Mr Jeremiah is advocating for a paradigm shift in the discussion of Savanah Ecological Zone from poverty reduction caused by illegal logging and indiscriminate felling of shea trees to Wealth Creation!
He said it is high time Ghana government classified shea, dawadawa and rosewood into the economic tree protection act of 1979 that has only cocoa as an economic tree. Mr Jeremiah questioned how much revenue Ghana get from charcoal adding that shea alone brings in about 300 million dollars as revenue to this country. He also wondered why all this rosewood logging and charcoal burning is happening in all Gonja communities across the Savannah region (SR).
Mr Jeremiah said even though the largest concentration of shea in this country is in the SR and the reason Cocoa Research Institute (CRI) was established in Bole in the ’70s to conduct research into shea and shea production.
He stated that Bole is likely to lose the Cocoa Research Institute because all the shea trees in the region are gone and it is making it difficult for the Research Institute to function properly.
Mr Jeremiah called on all stakeholders, government, Shea Network, Cocoa Research and other environmental organizations, chiefs and MMDAs to pay closed attention to what is happening to the economic trees in the savanna ecological zone especially shea.
“Before I was born, we were told that the shea population of Ghana was here that is why shea development station was put up in Bole as a result high growth in the area but today we are likely to lose CRI because they are no shea for researchers to work on’ he stated.
He believes that if more value is placed on shea, dawadawa and many other economic trees it will help increase the income of many people especially the vulnerable women who are dependent on shea.
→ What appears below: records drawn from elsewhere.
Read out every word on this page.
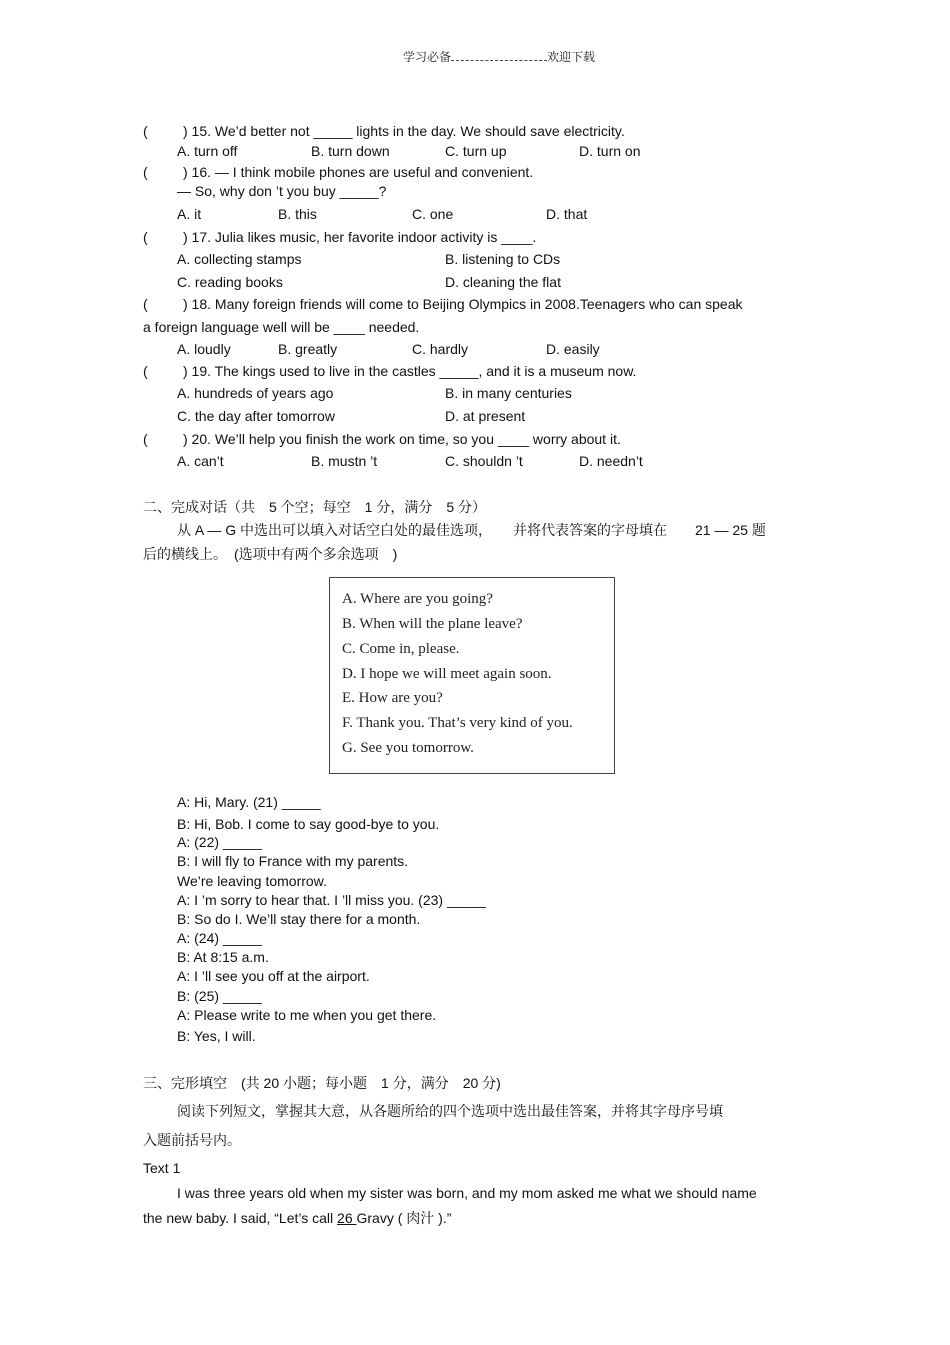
学习必备	欢迎下载
(	) 15. We’d better not _____ lights in the day. We should save electricity.
A. turn off	B. turn down	C. turn up	D. turn on
(	) 16. — I think mobile phones are useful and convenient.
— So, why don ’t you buy _____?
A. it	B. this	C. one	D. that
(	) 17. Julia likes music, her favorite indoor activity is ____.
A. collecting stamps	B. listening to CDs
C. reading books	D. cleaning the flat
(	) 18. Many foreign friends will come to Beijing Olympics in 2008.Teenagers who can speak
a foreign language well will be ____ needed.
A. loudly	B. greatly	C. hardly	D. easily
(	) 19. The kings used to live in the castles _____, and it is a museum now.
A. hundreds of years ago	B. in many centuries
C. the day after tomorrow	D. at present
(	) 20. We’ll help you finish the work on time, so you ____ worry about it.
A. can’t	B. mustn ’t	C. shouldn ’t	D. needn’t
二、完成对话（共　5 个空；每空　1 分，满分　5 分）
从 A — G 中选出可以填入对话空白处的最佳选项，　　并将代表答案的字母填在　　21 — 25 题
后的横线上。　(选项中有两个多余选项　)
A. Where are you going?
B. When will the plane leave?
C. Come in, please.
D. I hope we will meet again soon.
E. How are you?
F. Thank you. That’s very kind of you.
G. See you tomorrow.
A: Hi, Mary. (21) _____
B: Hi, Bob. I come to say good-bye to you.
A: (22) _____
B: I will fly to France with my parents.
We’re leaving tomorrow.
A: I ’m sorry to hear that. I ’ll miss you. (23) _____
B: So do I. We’ll stay there for a month.
A: (24) _____
B: At 8:15 a.m.
A: I ’ll see you off at the airport.
B: (25) _____
A: Please write to me when you get there.
B: Yes, I will.
三、完形填空　(共 20 小题；每小题　1 分，满分　20 分)
阅读下列短文，掌握其大意，从各题所给的四个选项中选出最佳答案，并将其字母序号填
入题前括号内。
Text 1
I was three years old when my sister was born, and my mom asked me what we should name
the new baby. I said, “Let’s call 26 Gravy ( 肉汁 ).”
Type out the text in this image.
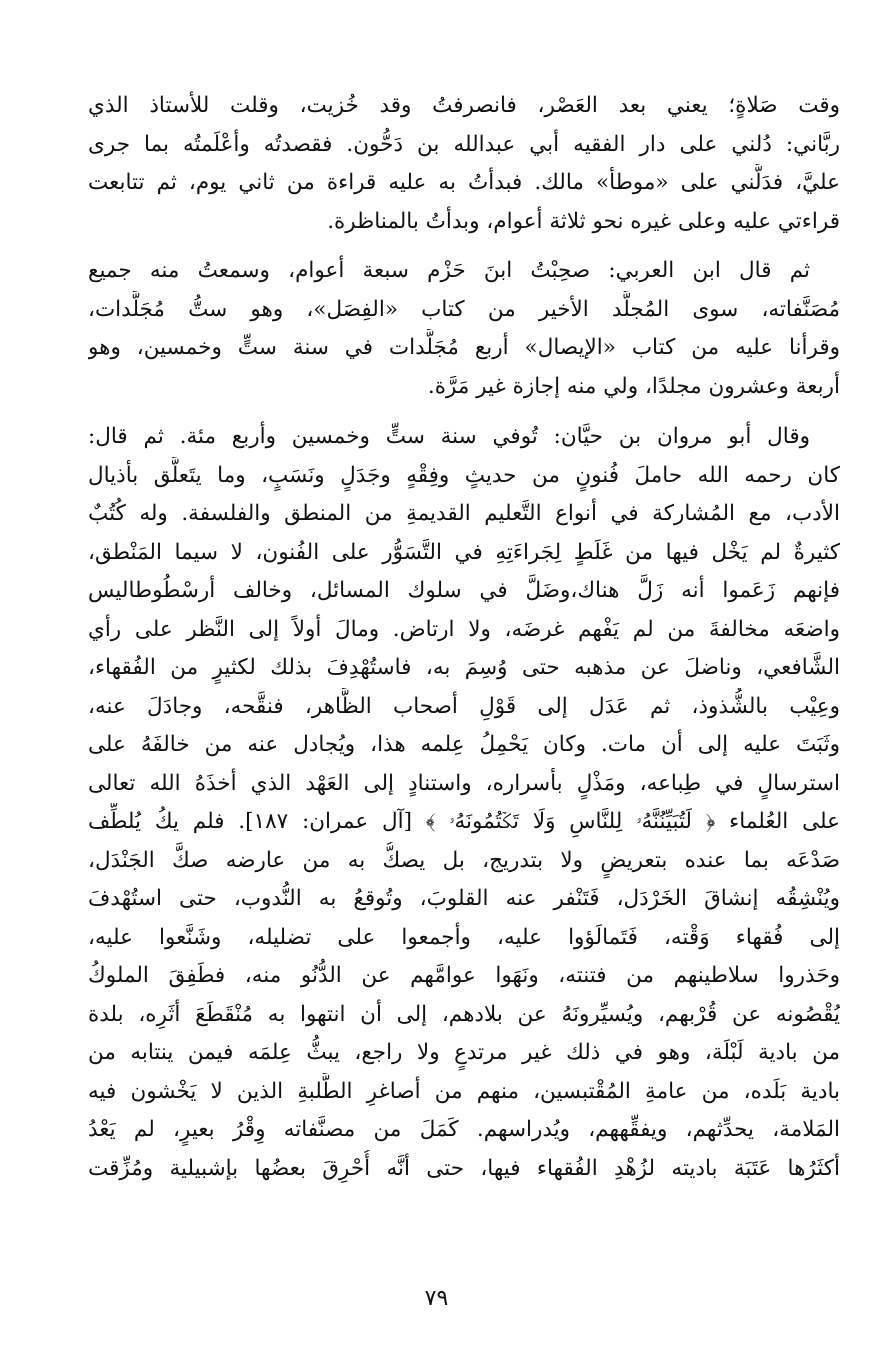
وقت صَلاةٍ؛ يعني بعد العَصْر، فانصرفتُ وقد خُزيت، وقلت للأستاذ الذي
ربَّاني: دُلني على دار الفقيه أبي عبدالله بن دَحُّون. فقصدتُه وأعْلَمتُه بما جرى
عليَّ، فدَلَّني على «موطأ» مالك. فبدأتُ به عليه قراءة من ثاني يوم، ثم تتابعت
قراءتي عليه وعلى غيره نحو ثلاثة أعوام، وبدأتُ بالمناظرة.
ثم قال ابن العربي: صحِبْتُ ابنَ حَزْم سبعة أعوام، وسمعتُ منه جميع
مُصَنَّفاته، سوى المُجلَّد الأخير من كتاب «الفِصَل»، وهو ستُّ مُجَلَّدات،
وقرأنا عليه من كتاب «الإيصال» أربع مُجَلَّدات في سنة ستٍّ وخمسين، وهو
أربعة وعشرون مجلدًا، ولي منه إجازة غير مَرَّة.
وقال أبو مروان بن حيَّان: تُوفي سنة ستٍّ وخمسين وأربع مئة. ثم قال:
كان رحمه الله حاملَ فُنونٍ من حديثٍ وفِقْهٍ وجَدَلٍ ونَسَبٍ، وما يتَعلَّق بأذيال
الأدب، مع المُشاركة في أنواع التَّعليم القديمةِ من المنطق والفلسفة. وله كُتُبٌ
كثيرةٌ لم يَخْل فيها من غَلَطٍ لِجَراءَتِهِ في التَّسَوُّر على الفُنون، لا سيما المَنْطق،
فإنهم زَعَموا أنه زَلَّ هناك،وضَلَّ في سلوك المسائل، وخالف أرسْطُوطاليس
واضعَه مخالفةَ من لم يَفْهم غرضَه، ولا ارتاض. ومالَ أولاً إلى النَّظر على رأي
الشَّافعي، وناضلَ عن مذهبه حتى وُسِمَ به، فاستُهْدِفَ بذلك لكثيرٍ من الفُقهاء،
وعِيْب بالشُّذوذ، ثم عَدَل إلى قَوْلِ أصحاب الظَّاهر، فنقَّحه، وجادَلَ عنه،
وثَبَتَ عليه إلى أن مات. وكان يَحْمِلُ عِلمه هذا، ويُجادل عنه من خالفَهُ على
استرسالٍ في طِباعه، ومَذْلٍ بأسراره، واستنادٍ إلى العَهْد الذي أخذَهُ الله تعالى
على العُلماء ﴿ لَتُبَيِّنُنَّهُۥ لِلنَّاسِ وَلَا تَكۡتُمُونَهُۥ ﴾ [آل عمران: ١٨٧]. فلم يكُ يُلطِّف
صَدْعَه بما عنده بتعريضٍ ولا بتدريج، بل يصكُّ به من عارضه صكَّ الجَنْدَل،
ويُنْشِقُه إنشاقَ الخَرْدَل، فَتَنْفر عنه القلوبَ، وتُوقعُ به النُّدوب، حتى استُهْدفَ
إلى فُقهاء وَقْته، فَتَمالَؤوا عليه، وأجمعوا على تضليله، وشَنَّعوا عليه،
وحَذروا سلاطينهم من فتنته، ونَهَوا عوامَّهم عن الدُّنُو منه، فطَفِقَ الملوكُ
يُقْصُونه عن قُرْبهم، ويُسيِّرونَهُ عن بلادهم، إلى أن انتهوا به مُنْقَطَعَ أثَرِه، بلدة
من بادية لَبْلَة، وهو في ذلك غير مرتدعٍ ولا راجع، يبثُّ عِلمَه فيمن ينتابه من
بادية بَلَده، من عامةِ المُقْتبسين، منهم من أصاغرِ الطَّلبةِ الذين لا يَخْشون فيه
المَلامة، يحدِّثهم، ويفقِّههم، ويُدراسهم. كَمَلَ من مصنَّفاته وِقْرُ بعيرٍ، لم يَعْدُ
أكثَرُها عَتَبَة باديته لزُهْدِ الفُقهاء فيها، حتى أنَّه أُحْرِقَ بعضُها بإشبيلية ومُزِّقت
٧٩
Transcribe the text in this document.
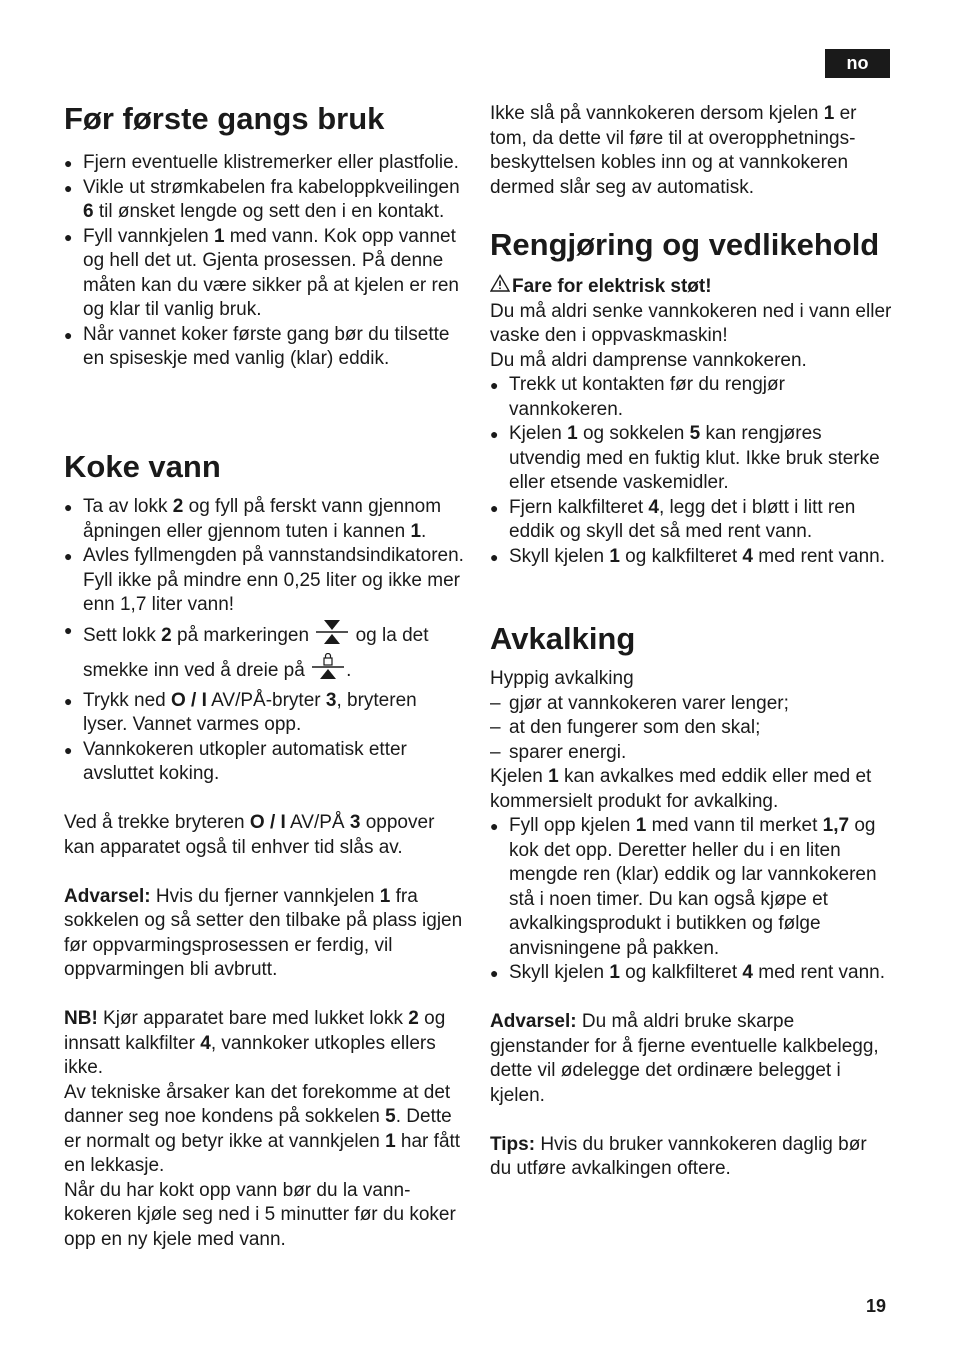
no
Før første gangs bruk
● Fjern eventuelle klistremerker eller plastfolie.
● Vikle ut strømkabelen fra kabeloppkveilingen 6 til ønsket lengde og sett den i en kontakt.
● Fyll vannkjelen 1 med vann. Kok opp vannet og hell det ut. Gjenta prosessen. På denne måten kan du være sikker på at kjelen er ren og klar til vanlig bruk.
● Når vannet koker første gang bør du tilsette en spiseskje med vanlig (klar) eddik.
Koke vann
● Ta av lokk 2 og fyll på ferskt vann gjennom åpningen eller gjennom tuten i kannen 1.
● Avles fyllmengden på vannstandsindikatoren. Fyll ikke på mindre enn 0,25 liter og ikke mer enn 1,7 liter vann!
● Sett lokk 2 på markeringen  og la det smekke inn ved å dreie på .
● Trykk ned O / I AV/PÅ-bryter 3, bryteren lyser. Vannet varmes opp.
● Vannkokeren utkopler automatisk etter avsluttet koking.

Ved å trekke bryteren O / I AV/PÅ 3 oppover kan apparatet også til enhver tid slås av.

Advarsel: Hvis du fjerner vannkjelen 1 fra sokkelen og så setter den tilbake på plass igjen før oppvarmingsprosessen er ferdig, vil oppvarmingen bli avbrutt.

NB! Kjør apparatet bare med lukket lokk 2 og innsatt kalkfilter 4, vannkoker utkoples ellers ikke.

Av tekniske årsaker kan det forekomme at det danner seg noe kondens på sokkelen 5. Dette er normalt og betyr ikke at vannkjelen 1 har fått en lekkasje.

Når du har kokt opp vann bør du la vann-kokeren kjøle seg ned i 5 minutter før du koker opp en ny kjele med vann.

Ikke slå på vannkokeren dersom kjelen 1 er tom, da dette vil føre til at overopphetnings-beskyttelsen kobles inn og at vannkokeren dermed slår seg av automatisk.

Rengjøring og vedlikehold

Fare for elektrisk støt!

Du må aldri senke vannkokeren ned i vann eller vaske den i oppvaskmaskin!

Du må aldri damprense vannkokeren.

● Trekk ut kontakten før du rengjør vannkokeren.
● Kjelen 1 og sokkelen 5 kan rengjøres utvendig med en fuktig klut. Ikke bruk sterke eller etsende vaskemidler.
● Fjern kalkfilteret 4, legg det i bløtt i litt ren eddik og skyll det så med rent vann.
● Skyll kjelen 1 og kalkfilteret 4 med rent vann.
Avkalking

Hyppig avkalking

– gjør at vannkokeren varer lenger;
– at den fungerer som den skal;
– sparer energi.

Kjelen 1 kan avkalkes med eddik eller med et kommersielt produkt for avkalking.

● Fyll opp kjelen 1 med vann til merket 1,7 og kok det opp. Deretter heller du i en liten mengde ren (klar) eddik og lar vannkokeren stå i noen timer. Du kan også kjøpe et avkalkingsprodukt i butikken og følge anvisningene på pakken.
● Skyll kjelen 1 og kalkfilteret 4 med rent vann.

Advarsel: Du må aldri bruke skarpe gjenstander for å fjerne eventuelle kalkbelegg, dette vil ødelegge det ordinære belegget i kjelen.

Tips: Hvis du bruker vannkokeren daglig bør du utføre avkalkingen oftere.

19
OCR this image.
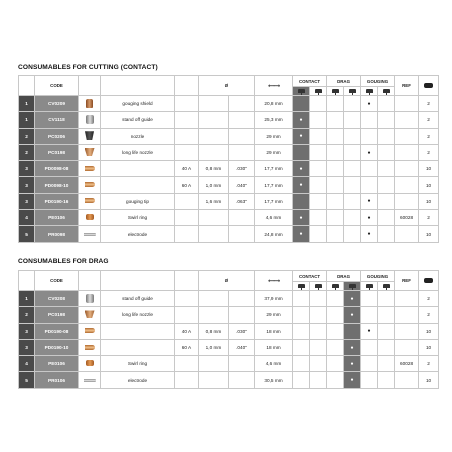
CONSUMABLES FOR CUTTING (CONTACT)
	CODE				Ø		⟵⟶	CONTACT		DRAG		GOUGING		REF	

1	CV0209		gouging shield				20,8 mm					●			2
1	CV1118		stand off guide				25,3 mm	●							2
2	PC0206		nozzle				29 mm	●							2
2	PC0198		long life nozzle				29 mm					●			2
3	PD0098-08			40 A	0,8 mm	.030"	17,7 mm	●							10
3	PD0098-10			60 A	1,0 mm	.040"	17,7 mm	●							10
3	PD0190-16		gouging tip		1,6 mm	.063"	17,7 mm					●			10
4	PE0106		Swirl ring				4,6 mm	●				●		60028	2
5	PR0098		electrode				24,8 mm	●				●			10
CONSUMABLES FOR DRAG
	CODE				Ø		⟵⟶	CONTACT		DRAG		GOUGING		REF	

1	CV0208		stand off guide				37,9 mm				●				2
2	PC0198		long life nozzle				29 mm				●				2
3	PD0190-08			40 A	0,8 mm	.030"	18 mm					●			10
3	PD0190-10			60 A	1,0 mm	.040"	18 mm				●				10
4	PE0106		Swirl ring				4,6 mm				●			60028	2
5	PR0106		electrode				30,5 mm				●				10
This he said will also increase the country’s revenue from shea and shea products.
“The challenge of this tree cutting especially shea is that, people are losing their income, district assemblies are losing its revenue from taxes, and the communities are losing its environment which couple with low rainfall, and finally it has an adverse effect on agriculture because people are farming on unproductive lands”
Jeremiah blamed the massive destruction of vegetation in the Savannah Region on the failure of traditional leadership, systemic failures in the implementation of national laws, local community’s environmental governance failure, collusion and corruption, greed and lazy youth to act on these matters.
He recounted his experience in the fight against rosewood logging and commercial charcoal burning in Gonjaland as he alleged that he has been attacked and threatened severally by same Gonja people he belongs just because he is fighting a good course for the land.
Jeremiah said the proliferation of receipts by the traditional authorities, youth groups, district assemblies and the forestry Commission for charcoal traders to transport charcoal is becoming too many and must stop immediately in order to bring sanity to the region.
The Rosewood Crusader said he has been vindicated by his earlier complaints to the Forestry Officer in Bole in 2018 when he reported that people were cutting fresh shea trees and also injecting chemicals into shea trees to be used for charcoal in Bole District.
“Women for the past six years did not pick shea in some parts of the Savannah Region especially in Maluwe in Bole district because shea trees were drying up mysteriously.
He said there will soon be troubles and the household civil war because men cannot afford to provide their wife’s needs and this will bring negative economic impact on the communities, districts, regions and the nation as whole because the chunk of mainstream revenue of these vulnerable women is taking away.
Jeremiah suggested that any truck that will be found carrying charcoal in the region to be seized and charcoal collected and distributed for the inhabitants for their domestic use in order to deterred people from engaging in such activities.